CE, 3 décembre 2012, M. et Mme Lobel, n° 344407
Il a été décidé, par délibération du conseil municipal de Brain-sur-Allonnes (Maine-et-Loire), de procéder à l'aliénation d'un chemin rural au profit des propriétaires riverains et d'autoriser le maire à signer à cette fin les actes de vente. Les requérants se pourvoient en cassation contre l'arrêt de la cour administrative d'appel de Nantes qui a rejeté leur demande tendant à l'annulation de la délibération.
Le Conseil d'État, au visa des dispositions de l'article L. 161-10 du Code rural, considère que la vente d'un chemin rural peut être décidée par le conseil municipal lorsque ce chemin cesse d'être affecté à l'usage du public, et que si, aux termes de l'article L. 161-2 du même code, « l'affectation à l'usage du public est présumée, notamment par l'utilisation du chemin rural comme voie de passage ou par des actes réitérés de surveillance ou de voirie de l'autorité municipale », un seul des éléments indicatifs figurant à l'article L. 161-2 du Code rural permet de retenir la présomption d'affectation à usage du public.
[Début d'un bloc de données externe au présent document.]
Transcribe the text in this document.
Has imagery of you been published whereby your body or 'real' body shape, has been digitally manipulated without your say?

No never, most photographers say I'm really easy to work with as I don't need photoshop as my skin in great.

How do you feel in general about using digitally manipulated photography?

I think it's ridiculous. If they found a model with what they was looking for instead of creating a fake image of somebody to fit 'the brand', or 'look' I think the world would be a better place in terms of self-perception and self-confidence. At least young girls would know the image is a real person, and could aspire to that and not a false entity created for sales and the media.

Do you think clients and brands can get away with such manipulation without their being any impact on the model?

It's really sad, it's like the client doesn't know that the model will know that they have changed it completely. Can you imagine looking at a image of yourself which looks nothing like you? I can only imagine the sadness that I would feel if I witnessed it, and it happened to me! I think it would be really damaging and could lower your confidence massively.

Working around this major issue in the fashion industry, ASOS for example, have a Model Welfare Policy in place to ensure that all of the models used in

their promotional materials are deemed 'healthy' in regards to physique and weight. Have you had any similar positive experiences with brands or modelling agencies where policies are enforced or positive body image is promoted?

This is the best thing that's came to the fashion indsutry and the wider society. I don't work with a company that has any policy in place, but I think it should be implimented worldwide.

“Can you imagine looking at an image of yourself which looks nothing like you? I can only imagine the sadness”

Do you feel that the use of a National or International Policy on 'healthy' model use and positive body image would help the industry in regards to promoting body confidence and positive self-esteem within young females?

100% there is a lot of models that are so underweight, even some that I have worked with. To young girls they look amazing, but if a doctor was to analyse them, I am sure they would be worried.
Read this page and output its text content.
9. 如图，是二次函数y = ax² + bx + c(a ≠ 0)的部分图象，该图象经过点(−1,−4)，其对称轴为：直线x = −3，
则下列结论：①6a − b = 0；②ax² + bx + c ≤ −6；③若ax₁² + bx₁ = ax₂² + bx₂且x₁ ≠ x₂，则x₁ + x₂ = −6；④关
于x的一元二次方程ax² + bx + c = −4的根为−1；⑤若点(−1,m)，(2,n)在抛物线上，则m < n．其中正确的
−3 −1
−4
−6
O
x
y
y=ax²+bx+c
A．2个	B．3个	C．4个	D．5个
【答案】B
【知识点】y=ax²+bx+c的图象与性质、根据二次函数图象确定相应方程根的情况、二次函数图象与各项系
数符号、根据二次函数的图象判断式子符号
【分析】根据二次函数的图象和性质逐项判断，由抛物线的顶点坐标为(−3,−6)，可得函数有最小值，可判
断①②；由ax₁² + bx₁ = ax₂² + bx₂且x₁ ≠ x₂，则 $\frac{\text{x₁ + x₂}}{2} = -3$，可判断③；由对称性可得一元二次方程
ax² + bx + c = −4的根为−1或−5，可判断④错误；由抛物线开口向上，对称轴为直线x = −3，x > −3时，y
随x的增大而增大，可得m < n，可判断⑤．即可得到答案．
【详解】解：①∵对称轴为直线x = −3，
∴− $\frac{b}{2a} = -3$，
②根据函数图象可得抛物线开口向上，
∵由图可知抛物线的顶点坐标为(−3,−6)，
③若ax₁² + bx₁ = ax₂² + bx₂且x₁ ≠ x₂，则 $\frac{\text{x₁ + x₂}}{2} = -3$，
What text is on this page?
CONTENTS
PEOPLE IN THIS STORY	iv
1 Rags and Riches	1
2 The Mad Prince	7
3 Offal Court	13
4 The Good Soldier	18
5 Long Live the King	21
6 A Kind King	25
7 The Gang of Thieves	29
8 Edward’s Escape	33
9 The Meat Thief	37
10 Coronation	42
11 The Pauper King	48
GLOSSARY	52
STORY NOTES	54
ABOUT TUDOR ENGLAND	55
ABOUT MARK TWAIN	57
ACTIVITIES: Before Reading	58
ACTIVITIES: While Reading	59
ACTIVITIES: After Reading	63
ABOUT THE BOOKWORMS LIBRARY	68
En l'espèce, après avoir relevé que le chemin était d'une longueur limitée, qu'il était devenu une voie sans issue depuis la suppression de la section suivante dans le cadre d'une opération de remembrement et qu'il n'était désormais utilisé que pour accéder à trois propriétés, la cour s'est référée à ces seuls éléments et a écarté les circonstances que la commune avait entretenu le chemin rural en le fauchant et qu'il était en partie revêtu d'un enrobé, pour juger que, malgré ces actes de surveillance et de voirie, il avait cessé d'être affecté à l'usage du public à la date de la délibération contestée. Elle a donc commis une erreur de droit et les requérants sont donc bien fondés à demander l'annulation de l'arrêt attaqué. Par cet arrêt, le Conseil d'État rejoint la solution déjà adoptée par le juge judiciaire (Civ. 3e , 4 avril 2006, Consorts Murat, n° 06-12.078).